Presentation information

[J] Oral

S (Solid Earth Sciences ) » S-TT Technology & Techniques

[S-TT46] Seismic Big Data Analysis Based on the State-of-the-Art of Bayesian Statistics

Mon. May 27, 2019 1:45 PM - 3:15 PM A08 (TOKYO BAY MAKUHARI HALL)

convener:Hiromichi Nagao(Earthquake Research Institute, The University of Tokyo), Aitaro Kato(Earthquake Research Institute, the University of Tokyo), Takuto Maeda(Graduate School of Science and Technology, Hirosaki University), Keisuke Yano(The university of Tokyo), Chairperson:Nana Yoshimitsu(Earthquake Research Institute, The University of Tokyo), Takeru Matsuda(Graduate School of Information Science and Technology, The University of Tokyo)

2:45 PM - 3:00 PM

[STT46-05] Bias Correction for the Distribution of Aftershocks Within Short-Term Period Immediately After Large Main Shock

*Kosuke Morikawa1, Hiromichi Nagao2, Shin-ichi Ito2, Shin'ichi Sakai2, Naoshi Hirata2 (1.Osaka University, 2.Earthquake Research Institute, The University of Tokyo)
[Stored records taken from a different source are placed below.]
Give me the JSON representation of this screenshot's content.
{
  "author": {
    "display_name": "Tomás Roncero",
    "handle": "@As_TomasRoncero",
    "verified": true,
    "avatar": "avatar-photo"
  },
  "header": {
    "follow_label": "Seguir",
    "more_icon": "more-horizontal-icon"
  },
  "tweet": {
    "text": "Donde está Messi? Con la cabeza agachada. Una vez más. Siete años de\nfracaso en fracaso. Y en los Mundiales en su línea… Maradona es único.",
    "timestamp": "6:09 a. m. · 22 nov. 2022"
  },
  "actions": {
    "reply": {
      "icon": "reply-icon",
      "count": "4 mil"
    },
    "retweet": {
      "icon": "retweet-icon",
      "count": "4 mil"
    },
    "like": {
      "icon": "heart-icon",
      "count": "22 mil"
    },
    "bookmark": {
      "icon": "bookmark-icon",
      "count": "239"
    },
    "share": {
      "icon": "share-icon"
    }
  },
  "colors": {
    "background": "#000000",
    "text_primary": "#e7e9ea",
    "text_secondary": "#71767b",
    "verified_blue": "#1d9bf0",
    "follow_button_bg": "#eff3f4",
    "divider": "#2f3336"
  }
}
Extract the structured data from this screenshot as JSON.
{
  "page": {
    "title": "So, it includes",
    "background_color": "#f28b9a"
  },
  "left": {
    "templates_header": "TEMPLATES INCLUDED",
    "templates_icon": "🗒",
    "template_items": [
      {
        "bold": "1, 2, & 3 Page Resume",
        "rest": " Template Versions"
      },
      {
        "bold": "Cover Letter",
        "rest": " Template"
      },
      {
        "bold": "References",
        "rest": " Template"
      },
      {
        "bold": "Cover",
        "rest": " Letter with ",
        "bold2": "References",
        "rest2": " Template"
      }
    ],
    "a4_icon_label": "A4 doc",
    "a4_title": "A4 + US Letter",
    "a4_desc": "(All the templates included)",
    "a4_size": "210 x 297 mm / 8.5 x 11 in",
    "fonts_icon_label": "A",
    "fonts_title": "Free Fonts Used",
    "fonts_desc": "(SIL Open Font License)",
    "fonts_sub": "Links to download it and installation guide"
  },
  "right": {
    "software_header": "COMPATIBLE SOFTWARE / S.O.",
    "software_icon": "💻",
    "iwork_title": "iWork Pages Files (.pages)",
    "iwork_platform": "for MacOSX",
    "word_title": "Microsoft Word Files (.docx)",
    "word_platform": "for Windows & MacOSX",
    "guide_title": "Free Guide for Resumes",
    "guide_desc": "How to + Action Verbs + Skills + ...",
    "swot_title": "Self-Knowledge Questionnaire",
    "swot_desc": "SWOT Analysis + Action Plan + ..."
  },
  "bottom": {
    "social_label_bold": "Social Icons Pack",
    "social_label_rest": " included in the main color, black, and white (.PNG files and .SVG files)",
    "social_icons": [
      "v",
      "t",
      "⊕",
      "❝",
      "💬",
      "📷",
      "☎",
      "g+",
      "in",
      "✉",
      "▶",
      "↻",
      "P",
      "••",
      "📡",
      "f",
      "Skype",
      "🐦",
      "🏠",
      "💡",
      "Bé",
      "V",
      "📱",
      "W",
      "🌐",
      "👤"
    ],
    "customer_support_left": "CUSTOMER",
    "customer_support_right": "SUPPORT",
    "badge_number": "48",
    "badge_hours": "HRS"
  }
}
Keywords:Magnitude frequency, Marked point process, Geoscience

The main shock of a large earthquake often makes it difficult to identify a number of subsequent aftershocks. Knowing the distribution of magnitudes and arrival times of the aftershocks is essential to figure out the characteristics of the sequence of earthquakes, which enables us to predict the frequency of earthquakes depending on space and time. Such the distribution of aftershocks should be estimated within a couple of days eventually since most of the large aftershocks occur within one day from the main shock. However, an exact count of all aftershocks right after a main shock is very hard due to large signal-to-noise ratio, so that an estimated distribution of the aftershocks is usually biased.

An adoption of a likelihood that incorporates models of the detection rate of aftershocks can be a solution to correct the bias, but the simultaneous dependency on both magnitudes and arrival times of the aftershocks makes this difficult. Thus using nonparametric models for the detection rate is unrealistic though misspecification of the model may lead to a severe biased estimator.

In this study, we propose two detection rate models that are individually conditional on the magnitudes and the arrival times. The Generalized Moments of Methods (GMM)-type estimator overcomes the difficulty in estimation due to the imcompletely defined joint distribution. With the use of prior information, the distribution of the aftershocks can be effectively estimated within short-time period.